Cretino, dijo, yo era tu amigo, te quería mucho, ¿te sorprende que te quisiera?, pues entonces escucha, aquel agosto del cincuenta y seis, cuando te estallaron las coronarias, yo lloré, la verdad, lloré, no es que haya llorado mucho en mi vida, ¿sabes?, Karl lloró poco cuando estaba a tiempo, y en cambio por ti lloré.

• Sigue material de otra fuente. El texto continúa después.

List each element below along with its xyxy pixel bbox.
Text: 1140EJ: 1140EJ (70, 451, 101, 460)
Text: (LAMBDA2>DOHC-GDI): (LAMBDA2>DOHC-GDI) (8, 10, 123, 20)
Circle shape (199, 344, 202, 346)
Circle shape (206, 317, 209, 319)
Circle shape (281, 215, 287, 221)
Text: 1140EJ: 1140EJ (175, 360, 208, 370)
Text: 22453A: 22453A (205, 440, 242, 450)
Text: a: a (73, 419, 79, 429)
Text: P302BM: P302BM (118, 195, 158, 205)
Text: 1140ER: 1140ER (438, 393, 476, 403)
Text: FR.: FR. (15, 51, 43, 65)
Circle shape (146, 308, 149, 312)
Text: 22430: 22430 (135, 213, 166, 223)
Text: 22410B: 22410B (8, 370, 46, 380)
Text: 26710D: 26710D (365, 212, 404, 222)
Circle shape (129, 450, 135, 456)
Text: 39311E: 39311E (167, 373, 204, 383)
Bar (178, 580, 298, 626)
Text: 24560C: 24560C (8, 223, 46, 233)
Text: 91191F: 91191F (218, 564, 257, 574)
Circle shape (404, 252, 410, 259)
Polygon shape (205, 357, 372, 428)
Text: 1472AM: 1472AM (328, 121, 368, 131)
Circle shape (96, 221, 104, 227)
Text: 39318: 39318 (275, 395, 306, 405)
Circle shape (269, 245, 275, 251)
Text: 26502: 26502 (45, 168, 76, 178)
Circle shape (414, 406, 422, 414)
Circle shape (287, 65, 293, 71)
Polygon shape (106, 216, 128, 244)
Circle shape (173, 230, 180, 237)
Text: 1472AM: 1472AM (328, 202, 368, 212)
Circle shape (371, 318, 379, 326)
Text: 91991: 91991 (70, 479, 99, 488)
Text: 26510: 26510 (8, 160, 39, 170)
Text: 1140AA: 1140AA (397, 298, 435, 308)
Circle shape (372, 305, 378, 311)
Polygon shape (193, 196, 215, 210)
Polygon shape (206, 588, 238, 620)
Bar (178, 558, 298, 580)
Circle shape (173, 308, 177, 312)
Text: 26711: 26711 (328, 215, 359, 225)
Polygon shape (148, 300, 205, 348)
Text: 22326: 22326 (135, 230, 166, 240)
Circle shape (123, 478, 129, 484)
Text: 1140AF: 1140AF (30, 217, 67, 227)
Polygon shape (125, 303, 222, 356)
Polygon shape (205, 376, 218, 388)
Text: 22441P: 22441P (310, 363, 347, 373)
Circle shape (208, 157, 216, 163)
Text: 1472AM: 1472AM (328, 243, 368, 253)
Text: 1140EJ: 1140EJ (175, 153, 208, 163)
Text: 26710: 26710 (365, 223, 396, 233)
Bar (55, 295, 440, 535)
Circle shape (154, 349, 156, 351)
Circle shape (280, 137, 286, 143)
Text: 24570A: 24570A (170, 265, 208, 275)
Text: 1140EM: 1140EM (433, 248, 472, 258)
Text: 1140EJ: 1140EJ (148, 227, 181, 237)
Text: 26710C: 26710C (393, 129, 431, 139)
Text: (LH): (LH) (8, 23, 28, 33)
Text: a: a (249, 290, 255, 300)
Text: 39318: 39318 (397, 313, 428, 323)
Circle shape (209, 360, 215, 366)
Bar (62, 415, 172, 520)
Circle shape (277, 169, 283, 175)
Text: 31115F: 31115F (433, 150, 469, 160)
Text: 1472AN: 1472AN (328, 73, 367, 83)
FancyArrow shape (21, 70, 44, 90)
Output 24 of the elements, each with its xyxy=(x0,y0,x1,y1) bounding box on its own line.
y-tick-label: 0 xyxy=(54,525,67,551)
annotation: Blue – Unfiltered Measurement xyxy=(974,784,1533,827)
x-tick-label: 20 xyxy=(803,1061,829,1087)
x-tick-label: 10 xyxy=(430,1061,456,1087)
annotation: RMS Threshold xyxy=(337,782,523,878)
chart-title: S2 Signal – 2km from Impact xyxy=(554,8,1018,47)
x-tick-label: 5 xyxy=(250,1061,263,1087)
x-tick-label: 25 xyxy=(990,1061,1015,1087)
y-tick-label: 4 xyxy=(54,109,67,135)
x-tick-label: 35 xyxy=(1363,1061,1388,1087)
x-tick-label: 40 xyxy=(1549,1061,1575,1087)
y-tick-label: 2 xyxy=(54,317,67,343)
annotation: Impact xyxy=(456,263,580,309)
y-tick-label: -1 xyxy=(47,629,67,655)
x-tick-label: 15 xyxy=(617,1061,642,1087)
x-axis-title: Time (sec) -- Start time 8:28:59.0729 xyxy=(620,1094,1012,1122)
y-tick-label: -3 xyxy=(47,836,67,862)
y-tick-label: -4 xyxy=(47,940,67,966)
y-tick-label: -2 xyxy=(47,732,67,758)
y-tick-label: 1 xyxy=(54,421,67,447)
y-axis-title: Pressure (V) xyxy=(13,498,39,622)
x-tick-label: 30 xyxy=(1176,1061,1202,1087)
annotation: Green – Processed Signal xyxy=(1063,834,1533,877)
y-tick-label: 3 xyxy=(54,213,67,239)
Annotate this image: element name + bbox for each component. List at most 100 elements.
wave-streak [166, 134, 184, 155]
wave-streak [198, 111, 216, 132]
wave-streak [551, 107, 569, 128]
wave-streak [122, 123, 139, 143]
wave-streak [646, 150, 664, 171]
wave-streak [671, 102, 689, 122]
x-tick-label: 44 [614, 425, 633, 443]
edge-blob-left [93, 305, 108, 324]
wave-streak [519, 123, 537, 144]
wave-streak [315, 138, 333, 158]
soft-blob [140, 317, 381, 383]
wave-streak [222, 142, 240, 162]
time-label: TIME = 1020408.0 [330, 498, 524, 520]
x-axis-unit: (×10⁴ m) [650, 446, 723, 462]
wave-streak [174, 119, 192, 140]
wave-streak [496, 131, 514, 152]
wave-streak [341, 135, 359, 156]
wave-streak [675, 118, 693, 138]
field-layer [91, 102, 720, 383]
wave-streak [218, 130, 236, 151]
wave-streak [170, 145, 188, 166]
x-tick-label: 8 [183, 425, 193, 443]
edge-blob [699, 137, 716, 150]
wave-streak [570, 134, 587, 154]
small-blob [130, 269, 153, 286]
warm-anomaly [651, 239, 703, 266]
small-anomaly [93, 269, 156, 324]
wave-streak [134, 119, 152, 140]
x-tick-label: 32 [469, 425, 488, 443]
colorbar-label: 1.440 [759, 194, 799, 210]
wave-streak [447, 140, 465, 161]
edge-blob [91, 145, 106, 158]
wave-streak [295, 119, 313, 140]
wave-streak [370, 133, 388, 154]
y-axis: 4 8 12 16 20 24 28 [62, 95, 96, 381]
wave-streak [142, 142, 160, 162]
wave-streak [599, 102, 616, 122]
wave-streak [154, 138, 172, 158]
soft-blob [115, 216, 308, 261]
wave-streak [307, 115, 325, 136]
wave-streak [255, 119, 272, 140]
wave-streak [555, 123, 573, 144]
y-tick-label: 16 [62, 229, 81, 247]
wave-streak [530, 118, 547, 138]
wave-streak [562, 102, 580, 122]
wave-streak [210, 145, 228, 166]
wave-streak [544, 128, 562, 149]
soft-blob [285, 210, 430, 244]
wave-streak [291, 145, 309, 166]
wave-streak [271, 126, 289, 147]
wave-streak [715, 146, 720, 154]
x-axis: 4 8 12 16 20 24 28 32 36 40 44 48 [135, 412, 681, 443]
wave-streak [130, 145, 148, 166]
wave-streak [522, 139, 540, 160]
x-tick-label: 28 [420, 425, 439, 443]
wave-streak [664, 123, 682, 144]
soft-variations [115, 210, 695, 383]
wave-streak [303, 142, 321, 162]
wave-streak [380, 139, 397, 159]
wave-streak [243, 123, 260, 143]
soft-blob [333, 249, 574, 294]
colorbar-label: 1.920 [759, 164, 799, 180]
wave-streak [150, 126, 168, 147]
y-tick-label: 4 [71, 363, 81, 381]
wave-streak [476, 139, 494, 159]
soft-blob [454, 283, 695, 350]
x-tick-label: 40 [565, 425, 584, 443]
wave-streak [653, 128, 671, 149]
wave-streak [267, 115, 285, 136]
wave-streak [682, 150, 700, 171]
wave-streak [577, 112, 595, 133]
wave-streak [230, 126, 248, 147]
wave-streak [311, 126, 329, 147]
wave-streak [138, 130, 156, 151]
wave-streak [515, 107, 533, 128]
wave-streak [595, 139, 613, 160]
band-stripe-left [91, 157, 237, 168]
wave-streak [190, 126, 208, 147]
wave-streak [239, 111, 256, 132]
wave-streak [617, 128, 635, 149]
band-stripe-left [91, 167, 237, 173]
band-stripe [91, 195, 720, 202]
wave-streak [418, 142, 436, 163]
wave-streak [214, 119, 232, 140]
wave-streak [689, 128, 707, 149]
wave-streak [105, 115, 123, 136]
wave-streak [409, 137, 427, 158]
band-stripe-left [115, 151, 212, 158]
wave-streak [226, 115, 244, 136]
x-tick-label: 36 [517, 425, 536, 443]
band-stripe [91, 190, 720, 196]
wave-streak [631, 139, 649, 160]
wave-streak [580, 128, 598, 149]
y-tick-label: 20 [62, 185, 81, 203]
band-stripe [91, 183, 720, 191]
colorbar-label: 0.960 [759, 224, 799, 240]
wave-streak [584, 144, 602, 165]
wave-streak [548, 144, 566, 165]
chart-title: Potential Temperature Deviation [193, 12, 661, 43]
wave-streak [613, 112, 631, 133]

La mariposa alzó el vuelo, dio dos vueltas alrededor de la cabeza de la estatua y se alejó. Necesito decirte una cosa, dijo a toda prisa como si estuviera hablándole a la mariposa, necesito decirte una cosa, es urgente. La mariposa desapareció por detrás de los árboles y él bajó la voz. Yo lo sé todo de ti, lo sé todo de tu vida, día por día, todo: tus mujeres, tus ideas, tus amigos, tus viajes, hasta tus noches y todos tus pequeños secretos, incluso los más minúsculos: todo. Se dio cuenta de que estaba sudando. Tomó aliento. De mí, en cambio, no sabía nada. Creía que lo sabía todo, y de mí no sabía nada. Hizo una pausa y se encendió un cigarrillo. Le hacía falta un cigarrillo. Que Renate me traicionó durante toda la vida no lo descubrí hasta hace dos años, cuando abrieron los archivos. Quién sabe por qué se me ocurrió que yo también podía estar fichado, como todos. Era una ficha completa, detallada, de alguien que había sido espiado cada día. La voz «Familiares» era un dosier entero, con fotografías tomadas con teleobjetivo. Se veía a Renate y al jefe del Departamento de Asuntos Internos desnudos bajo el sol, a orillas de un río, haciendo nudismo. Debajo estaba escrito: Praga, 1952. Yo entonces estaba en París. Después había muchas otras: en el sesenta y dos mientras salen de un hotel de Budapest, en el sesenta y nueve en una playa del Mar Negro, en el setenta y cuatro en Sofía. Hasta el ochenta y dos, cuando él murió, le estallaron las coronarias como a ti, era viejo, tenía veinte años más que Renate, la verdad es concreta.